Leitartikel

Löhne rauf!

Aus ff 41 vom Donnerstag, den 12. Oktober 2023

 

Während die Gewinne der Unternehmen sprudeln, werden die Löhne von der Inflation aufgefressen. Das ist sozialer Sprengstoff.

Die Zahlen sprechen eine klare Sprache: Südtirols 300 umsatzstärkste Unternehmen haben ihre Gewinne in den vergangenen zehn Jahren mehr als verdreifacht – von 474 auf 1.621 Millionen Euro. Das hat das Wirtschaftsmagazin Südtirol Panorama aus dem ff-Verlag ausgerechnet.

Gut, könnte man nun sagen, das Pusterer Unternehmen Intercable hatte 2022 ein außergewöhnliches Jahr. Es fuhr einen Gewinn von 443 Millionen Euro ein wegen des Verkaufs von Firmenanteilen an den weltweit größten Automobilzulieferer Aptiv. Doch selbst wenn man diesen Rekordgewinn nicht mitrechnet, zogen die Gewinne der restlichen 299 Unternehmen seit 2013 um rund 150 Prozent an.

Das ist schön für Südtirols Unternehmen. Sie wirtschaften gut und stehen solide da. Es ist die eine, die glänzende Seite der Medaille.

Die andere Seite der Medaille zeigt uns die Löhne der Beschäftigten. Sie ist matt – und alles andere als vorzeigenswert. Die Löhne der Beschäftigten in Südtirols Privatwirtschaft stagnieren seit Jahren. Sie sind nicht um 150 Prozent seit 2013 angestiegen, sondern, Achtung festhalten, um wenig mehr als 10 Prozent.

Zwar liegen die Zahlen für die Jahre 2021 und 2022 noch nicht vor – das Landesstatistikinstitut Astat hat eine etwas längere Leitung –, doch die Hochrechnung von 2013 bis 2022 ergibt ein schlappes Plus von etwa 3.000 Euro brutto. Oder eben 11 Prozent.

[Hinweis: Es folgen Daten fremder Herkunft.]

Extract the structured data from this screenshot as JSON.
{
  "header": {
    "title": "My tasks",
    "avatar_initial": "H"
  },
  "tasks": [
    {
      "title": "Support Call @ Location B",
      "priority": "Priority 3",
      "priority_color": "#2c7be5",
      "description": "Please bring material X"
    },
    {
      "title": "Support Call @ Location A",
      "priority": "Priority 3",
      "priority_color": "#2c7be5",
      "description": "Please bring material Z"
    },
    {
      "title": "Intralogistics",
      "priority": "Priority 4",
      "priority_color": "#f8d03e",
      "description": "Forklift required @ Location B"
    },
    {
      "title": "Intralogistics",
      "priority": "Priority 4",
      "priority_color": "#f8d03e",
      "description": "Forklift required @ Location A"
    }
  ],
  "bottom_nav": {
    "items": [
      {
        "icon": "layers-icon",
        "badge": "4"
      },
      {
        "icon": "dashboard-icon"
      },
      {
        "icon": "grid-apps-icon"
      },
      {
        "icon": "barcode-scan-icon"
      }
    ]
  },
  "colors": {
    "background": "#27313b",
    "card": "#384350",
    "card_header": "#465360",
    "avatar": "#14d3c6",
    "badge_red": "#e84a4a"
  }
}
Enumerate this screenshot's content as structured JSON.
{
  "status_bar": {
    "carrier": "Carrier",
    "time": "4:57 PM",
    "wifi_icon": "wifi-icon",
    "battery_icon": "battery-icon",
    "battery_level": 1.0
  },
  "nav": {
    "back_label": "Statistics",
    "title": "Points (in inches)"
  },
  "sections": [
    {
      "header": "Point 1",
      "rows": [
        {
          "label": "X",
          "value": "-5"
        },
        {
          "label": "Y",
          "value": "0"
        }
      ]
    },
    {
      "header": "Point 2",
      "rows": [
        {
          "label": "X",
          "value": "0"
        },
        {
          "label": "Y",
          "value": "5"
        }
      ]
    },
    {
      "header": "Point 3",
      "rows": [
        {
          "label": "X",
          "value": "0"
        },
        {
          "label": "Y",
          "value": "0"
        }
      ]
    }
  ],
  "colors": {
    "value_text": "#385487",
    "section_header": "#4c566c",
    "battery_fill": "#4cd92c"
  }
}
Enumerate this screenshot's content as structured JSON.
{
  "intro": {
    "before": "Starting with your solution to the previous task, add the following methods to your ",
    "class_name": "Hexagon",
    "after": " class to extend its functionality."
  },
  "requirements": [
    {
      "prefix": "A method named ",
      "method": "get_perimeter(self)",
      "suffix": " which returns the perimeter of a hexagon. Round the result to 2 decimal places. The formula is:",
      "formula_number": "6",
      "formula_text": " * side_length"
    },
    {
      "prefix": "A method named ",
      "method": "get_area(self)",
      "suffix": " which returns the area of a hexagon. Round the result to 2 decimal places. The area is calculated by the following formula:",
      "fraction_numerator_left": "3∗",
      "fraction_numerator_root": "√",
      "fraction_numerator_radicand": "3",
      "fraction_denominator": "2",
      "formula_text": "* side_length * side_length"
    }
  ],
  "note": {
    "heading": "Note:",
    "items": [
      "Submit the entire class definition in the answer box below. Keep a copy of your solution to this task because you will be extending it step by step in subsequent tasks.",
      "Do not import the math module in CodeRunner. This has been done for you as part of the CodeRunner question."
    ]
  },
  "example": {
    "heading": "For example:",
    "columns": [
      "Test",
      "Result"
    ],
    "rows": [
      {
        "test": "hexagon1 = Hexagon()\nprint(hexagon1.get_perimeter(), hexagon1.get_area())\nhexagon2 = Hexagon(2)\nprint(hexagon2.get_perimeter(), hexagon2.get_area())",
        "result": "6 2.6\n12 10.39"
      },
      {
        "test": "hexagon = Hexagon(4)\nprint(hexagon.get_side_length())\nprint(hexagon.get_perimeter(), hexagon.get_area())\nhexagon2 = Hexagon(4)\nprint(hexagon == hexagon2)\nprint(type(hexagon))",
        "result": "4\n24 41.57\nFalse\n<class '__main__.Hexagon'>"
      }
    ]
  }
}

Gemessen an den Teuerungen ist das extrem wenig. Denn die Preise steigen und steigen, vor allem in den vergangenen Monaten. Das Astat berechnet die Inflation zwischen 2013 und 2022 offiziell mit 25,9 Prozent. An der Supermarktkasse und beim Restaurantbesuch fühlt es sich nach weitaus mehr an. Aber bereits die offizielle Inflation reicht aus, um die Reallöhne ins Minus zu drücken. Plus 11 Prozent Lohnerhöhung minus 25,9 Prozent Teuerungen ergibt rund 15 Prozent – weniger. Das bedeutet, die Reallöhne in Südtirols Privatwirtschaft sind in den vergangenen zehn Jahren um 15 Prozent gesunken.

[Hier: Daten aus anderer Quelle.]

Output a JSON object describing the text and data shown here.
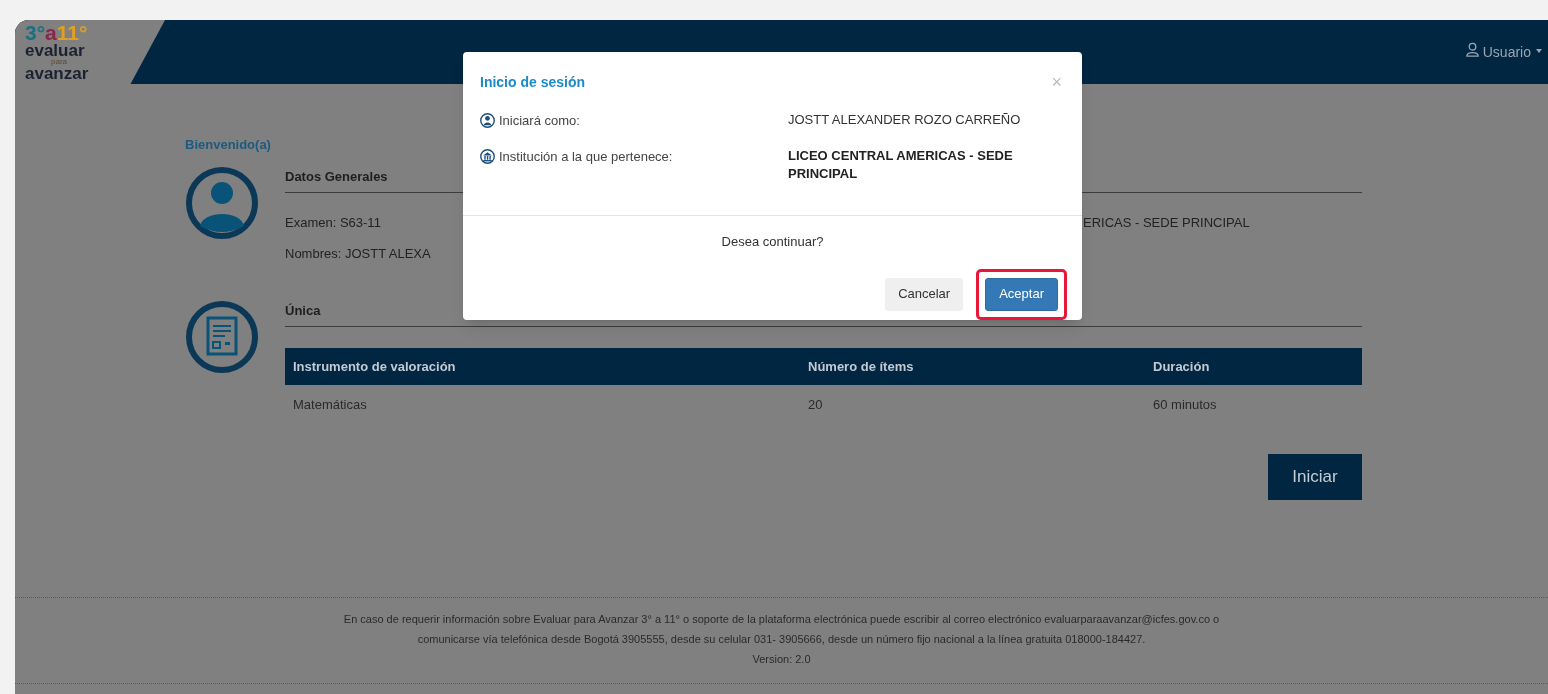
{
  "header": {
    "logo": {
      "parts": [
        {
          "text": "3°",
          "color": "#1a6f80"
        },
        {
          "text": "a",
          "color": "#8a2448"
        },
        {
          "text": "11°",
          "color": "#e0a020"
        }
      ],
      "lines": [
        "evaluar",
        "para",
        "avanzar"
      ]
    },
    "user_menu": {
      "label": "Usuario"
    }
  },
  "welcome": "Bienvenido(a)",
  "profile": {
    "title": "Datos Generales",
    "fields": [
      "Examen: S63-11",
      "ERICAS - SEDE PRINCIPAL",
      "Nombres: JOSTT ALEXA"
    ]
  },
  "exam": {
    "title": "Única",
    "table": {
      "columns": [
        "Instrumento de valoración",
        "Número de ítems",
        "Duración"
      ],
      "rows": [
        [
          "Matemáticas",
          "20",
          "60 minutos"
        ]
      ]
    },
    "start_button": "Iniciar"
  },
  "footer": {
    "lines": [
      "En caso de requerir información sobre Evaluar para Avanzar 3° a 11° o soporte de la plataforma electrónica puede escribir al correo electrónico evaluarparaavanzar@icfes.gov.co o",
      "comunicarse vía telefónica desde Bogotá 3905555, desde su celular 031- 3905666, desde un número fijo nacional a la línea gratuita 018000-184427.",
      "Version: 2.0"
    ]
  },
  "dialog": {
    "title": "Inicio de sesión",
    "close": "×",
    "rows": [
      {
        "kind": "user",
        "label": "Iniciará como:",
        "value": "JOSTT ALEXANDER ROZO CARREÑO",
        "bold": false
      },
      {
        "kind": "institution",
        "label": "Institución a la que pertenece:",
        "value": "LICEO CENTRAL AMERICAS - SEDE PRINCIPAL",
        "bold": true
      }
    ],
    "question": "Desea continuar?",
    "buttons": [
      {
        "label": "Cancelar",
        "primary": false,
        "highlighted": false
      },
      {
        "label": "Aceptar",
        "primary": true,
        "highlighted": true
      }
    ]
  }
}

Es ist erschreckend: Während die Löhne der Beschäftigten real sanken, stiegen die Gewinne der Unternehmen real – und zwar um mehr als 100 Prozent. Geht diese Schere weiter so auseinander, wird das unsere Gesellschaft auf Dauer nicht aushalten. Die Menschen lassen sich nicht mit Brosamen oder warmen Worten abspeisen, wenn sie sehen, dass ihre Chefs Jahr für Jahr Rekordgewinne scheffeln.

Dagegen gibt es nur ein Mittel: Löhne rauf! Und zwar so schnell wie möglich. Das hilft nicht nur den Beschäftigten, sondern auch den Unternehmen selbst. Denn mit höheren Löhnen werden sie wieder attraktiver für die Arbeitskräfte, deren Mangel tagtäglich beklagt wird. Außerdem kann es nicht im Sinne der Unternehmen sein, wenn die Kaufkraft der Menschen schwindet. Sie können dann nicht mehr die Produkte kaufen, die die Unternehmer unter die Leute bringen wollen. Das wäre ein Schuss ins eigene Knie.

Die Politik ist ebenso gefordert. Sie sollte Anreize schaffen, damit die Unternehmen die Löhne nach oben korrigieren. Zum Beispiel, indem sie jene Betriebe steuerlich begünstigt, die ihre Arbeitskräfte besser bezahlen.